39] DNA damage induced by ultraviolet and visible light and its wavelength dependence

Abstract

DNA damage induced by solar radiation in mammalian cells consists largely of two types of modification: pyrimidine dimers and oxidative modifications. Pyrimidine dimmers that can be subdivided into cyclobutane pyrimidine dimmers, (CPDs) and (6-4) photoproducts are the characteristic and most abundant modifications after direct excitation of DNA, although they can also be formed indirectly by energy transfer from other excited molecules such as carbonyl compounds. Oxidative DNA damage, which includes various pyrimidine and purine modifications, sites of base loss (AP sites), and strand breaks, is generated in only low yield after direct excitation of DNA (except at very short wavelengths, e.g., 193 nm 3 ).

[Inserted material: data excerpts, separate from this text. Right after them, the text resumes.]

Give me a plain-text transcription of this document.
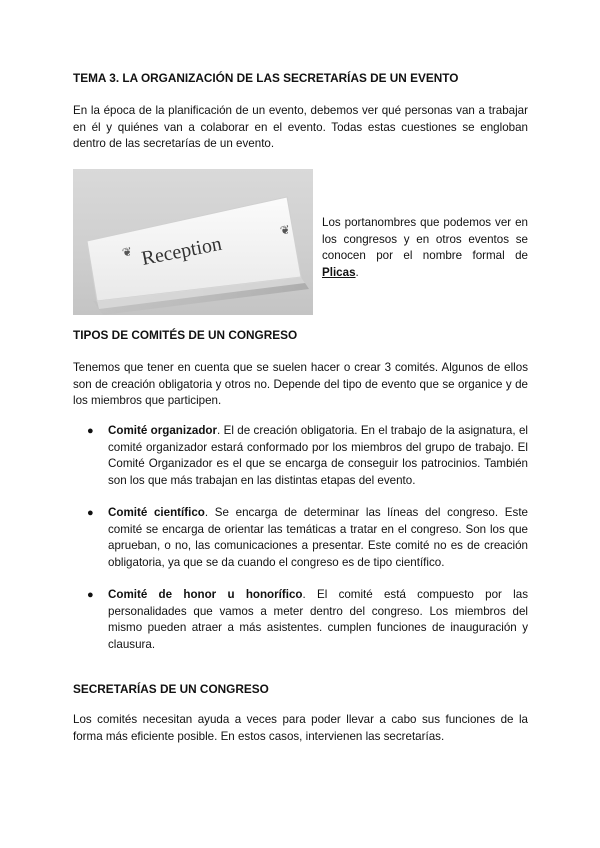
TEMA 3. LA ORGANIZACIÓN DE LAS SECRETARÍAS DE UN EVENTO

En la época de la planificación de un evento, debemos ver qué personas van a trabajar en él y quiénes van a colaborar en el evento. Todas estas cuestiones se engloban dentro de las secretarías de un evento.

Reception
❦
❦	Los portanombres que podemos ver en los congresos y en otros eventos se conocen por el nombre formal de Plicas.

TIPOS DE COMITÉS DE UN CONGRESO

Tenemos que tener en cuenta que se suelen hacer o crear 3 comités. Algunos de ellos son de creación obligatoria y otros no. Depende del tipo de evento que se organice y de los miembros que participen.

● Comité organizador. El de creación obligatoria. En el trabajo de la asignatura, el comité organizador estará conformado por los miembros del grupo de trabajo. El Comité Organizador es el que se encarga de conseguir los patrocinios. También son los que más trabajan en las distintas etapas del evento.
● Comité científico. Se encarga de determinar las líneas del congreso. Este comité se encarga de orientar las temáticas a tratar en el congreso. Son los que aprueban, o no, las comunicaciones a presentar. Este comité no es de creación obligatoria, ya que se da cuando el congreso es de tipo científico.
● Comité de honor u honorífico. El comité está compuesto por las personalidades que vamos a meter dentro del congreso. Los miembros del mismo pueden atraer a más asistentes. cumplen funciones de inauguración y clausura.
SECRETARÍAS DE UN CONGRESO

Los comités necesitan ayuda a veces para poder llevar a cabo sus funciones de la forma más eficiente posible. En estos casos, intervienen las secretarías.
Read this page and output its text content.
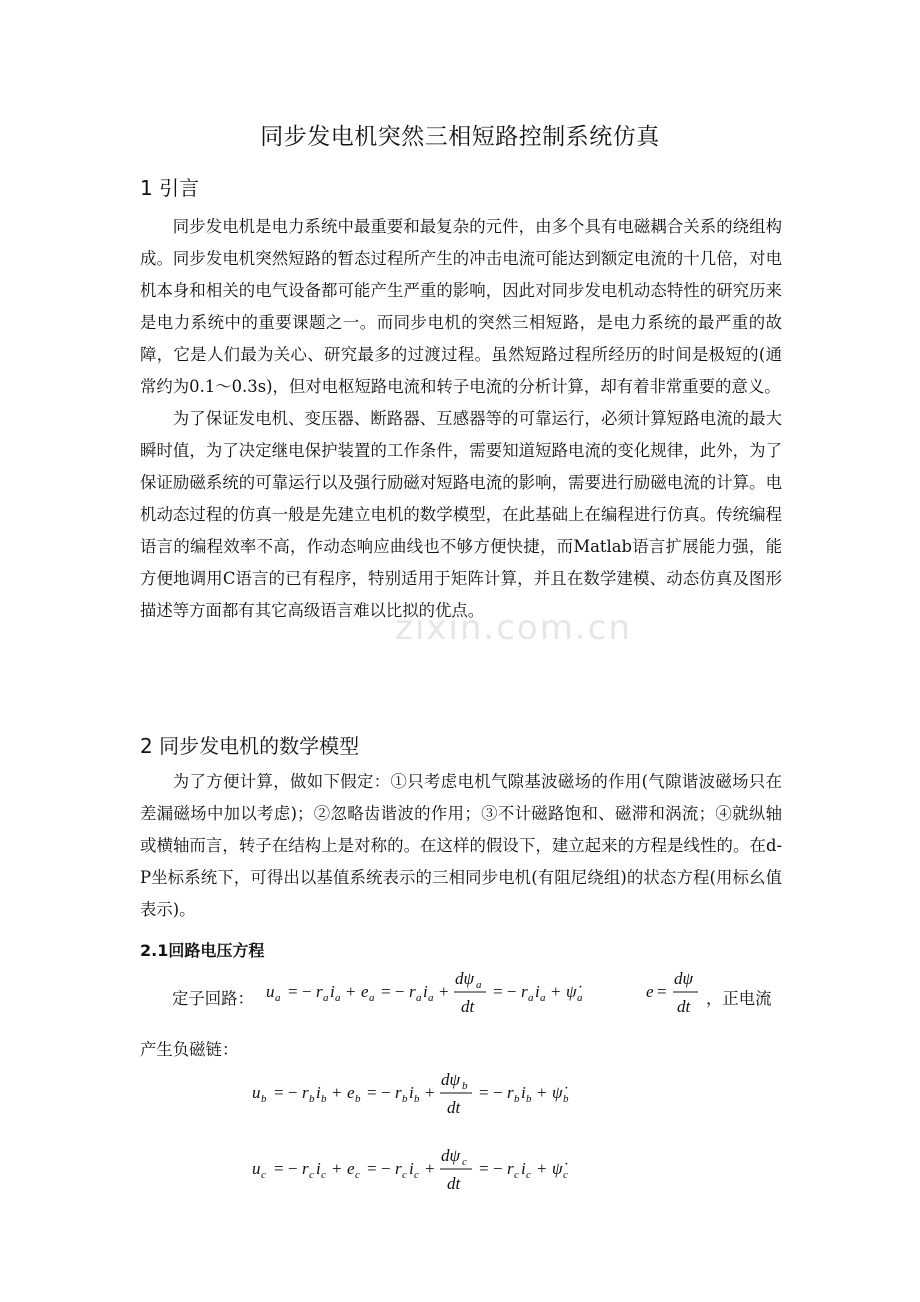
zixin.com.cn
同步发电机突然三相短路控制系统仿真
1 引言

同步发电机是电力系统中最重要和最复杂的元件，由多个具有电磁耦合关系的绕组构成。同步发电机突然短路的暂态过程所产生的冲击电流可能达到额定电流的十几倍，对电机本身和相关的电气设备都可能产生严重的影响，因此对同步发电机动态特性的研究历来是电力系统中的重要课题之一。而同步电机的突然三相短路，是电力系统的最严重的故障，它是人们最为关心、研究最多的过渡过程。虽然短路过程所经历的时间是极短的(通常约为0.1～0.3s)，但对电枢短路电流和转子电流的分析计算，却有着非常重要的意义。

为了保证发电机、变压器、断路器、互感器等的可靠运行，必须计算短路电流的最大瞬时值，为了决定继电保护装置的工作条件，需要知道短路电流的变化规律，此外，为了保证励磁系统的可靠运行以及强行励磁对短路电流的影响，需要进行励磁电流的计算。电机动态过程的仿真一般是先建立电机的数学模型，在此基础上在编程进行仿真。传统编程语言的编程效率不高，作动态响应曲线也不够方便快捷，而Matlab语言扩展能力强，能方便地调用C语言的已有程序，特别适用于矩阵计算，并且在数学建模、动态仿真及图形描述等方面都有其它高级语言难以比拟的优点。

2 同步发电机的数学模型

为了方便计算，做如下假定：①只考虑电机气隙基波磁场的作用(气隙谐波磁场只在差漏磁场中加以考虑)；②忽略齿谐波的作用；③不计磁路饱和、磁滞和涡流；④就纵轴或横轴而言，转子在结构上是对称的。在这样的假设下，建立起来的方程是线性的。在d-P坐标系统下，可得出以基值系统表示的三相同步电机(有阻尼绕组)的状态方程(用标幺值表示)。

2.1回路电压方程
定子回路： u a = − r a i a + e a = − r a i a +
dψ a
dt
= − r a i a + ψ̇ a	e =
dψ
dt ，正电流
产生负磁链：
u b = − r b i b + e b = − r b i b +
dψ b
dt
= − r b i b + ψ̇ b
u c = − r c i c + e c = − r c i c +
dψ c
dt
= − r c i c + ψ̇ c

It is, however, the most frequent type of DNA damage generated by so-called “indirect mechanisms,” which emanate from the excitation of cellular chromophores other than DNA. These chromophores (endogenous photosensitizers) can react directly with DNA (type I reaction) or give rise to the formation of reactive oxygen species (ROS) such as singlet oxygen ( 1 O 2 ) or superoxide (O 2 - ). This chapter describes the application of this approach to determine the wavelength dependencies (action spectra) of the generation of both cyclobutane pyrimidine dimers and oxidative DNA modifications in the range between 290 and 500 nm in cultured mammalian cells by means of the alkaline elution technique. In addition, DNA damage profiles (ratios of various types of DNA modification) induced by various wavelength ranges and by natural sunlight are described. Scope and limitations of the technique are discussed.